Background The CO₂-enhanced coalbed methane recovery (CO₂-ECBM) technology integrates greenhouse gas emission reduction and enhanced CBM recovery, holding great significance for achieving the goals of peak carbon dioxide emissions and carbon neutrality of China and ensuring national energy security. However, due to limitations of insufficient fundamental research and some technical bottlenecks, the engineering application of the CO₂-ECBM technology remains in the engineering test stage. This study reviews the latest advances in research on the mechanisms, evaluation methods, and technical systems of CO₂-ECBM and explores key scientific issues and technical pathways for geological CO₂ storage in coal mine goaves. In combination with representative engineering cases, this study presents a forward-looking analysis of the engineering application prospects and future trends of CO₂-ECBM.

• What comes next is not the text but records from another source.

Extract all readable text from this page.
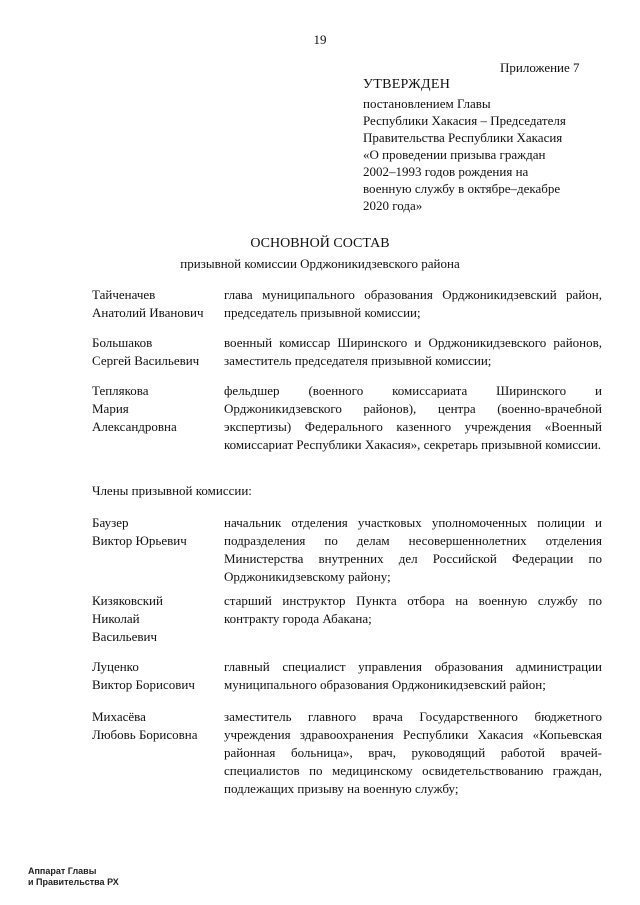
19
Приложение 7
УТВЕРЖДЕН
постановлением Главы
Республики Хакасия – Председателя
Правительства Республики Хакасия
«О проведении призыва граждан
2002–1993 годов рождения на
военную службу в октябре–декабре
2020 года»
ОСНОВНОЙ СОСТАВ
призывной комиссии Орджоникидзевского района
Тайченачев
Анатолий Иванович
глава муниципального образования Орджоникидзевский район, председатель призывной комиссии;
Большаков
Сергей Васильевич
военный комиссар Ширинского и Орджоникидзевского районов, заместитель председателя призывной комиссии;
Теплякова
Мария
Александровна
фельдшер (военного комиссариата Ширинского и Орджоникидзевского районов), центра (военно-врачебной экспертизы) Федерального казенного учреждения «Военный комиссариат Республики Хакасия», секретарь призывной комиссии.
Члены призывной комиссии:
Баузер
Виктор Юрьевич
начальник отделения участковых уполномоченных полиции и подразделения по делам несовершеннолетних отделения Министерства внутренних дел Российской Федерации по Орджоникидзевскому району;
Кизяковский
Николай
Васильевич
старший инструктор Пункта отбора на военную службу по контракту города Абакана;
Луценко
Виктор Борисович
главный специалист управления образования администрации муниципального образования Орджоникидзевский район;
Михасёва
Любовь Борисовна
заместитель главного врача Государственного бюджетного учреждения здравоохранения Республики Хакасия «Копьевская районная больница», врач, руководящий работой врачей-специалистов по медицинскому освидетельствованию граждан, подлежащих призыву на военную службу;
Аппарат Главы
и Правительства РХ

Advances  Regarding the mechanisms behind CO₂-ECBM, the essential theoretical basis of the CO₂ storage and CH₄ production growth in coal seams lies in the synergy between adsorption-based replacement and energy-boosted displacement. A significant theoretical foundation of CO₂-ECBM is continuous fluid migration processes under multi-field, multiphase, and multi-scale coupling, along with their models. Meanwhile, the CO₂ injectivity and its regulatory mechanisms emerge as a prerequisite for engineering-scale deployment of the technology. Many technology systems have been successfully applied to CO₂-ECBM pilot tests and demonstration projects in China, including the five-layer progressive siting and suitability evaluation system, the KUANGDA method for storage capacity estimation, and a range of dynamic reservoir monitoring techniques, such as downhole sensors, tracers, and the transient electromagnetic (TEM) method. Furthermore, the CO₂-ECBM evaluation has shifted from static estimation to the integration of dynamic coupling analysis, accurate engineering prediction, and iterative optimization of technologies. This can be attributed to the CO₂-ECBM engineering prediction and performance evaluation through multi-field coupled numerical simulations, along with innovations and development in air-space-ground-well integrated monitoring systems based on the multi-source data fusion. The engineering applications have been prompted by the development of a liquid/dense-phase CO₂ injection system and the associated vertical well group-based injection-production technical system characterized by the synergy between stepwise intermittent injection increase, coupled with pressure-limited energy-boosted displacement, and intermittent drainage. Achieving stable and efficient supercritical CO₂ injection into horizontal wells through multi-source adaptation, flexible multiphase transport, stepwise pressurization, and intelligent regulation represents the future trend of CO₂-ECBM. Experiments and numerical simulations have been conducted to explore both mineral carbonation within coal-based solid wastes and the reconstruction of stratigraphic sealing in coal mine goaves involved in CO₂ storage. The purpose is to develop a technology integrating CO₂ storage via mineral carbonation and sealing reconstruction, thereby achieving broader engineering applications of CO₂-ECBM.

Prospects  This study proposes that there exist three major technical modes of CO₂-ECBM presently: single-well CO₂ huff-and-puff, CO₂-enhanced fracturing, and CO₂ injection-CH₄ production using vertical/directional well groups. Notably, CBM displacement by supercritical CO₂ using horizontal well groups will contribute to breakthroughs in the large-scale deployment of CO₂-ECBM due to its high injection efficiency and phase stability.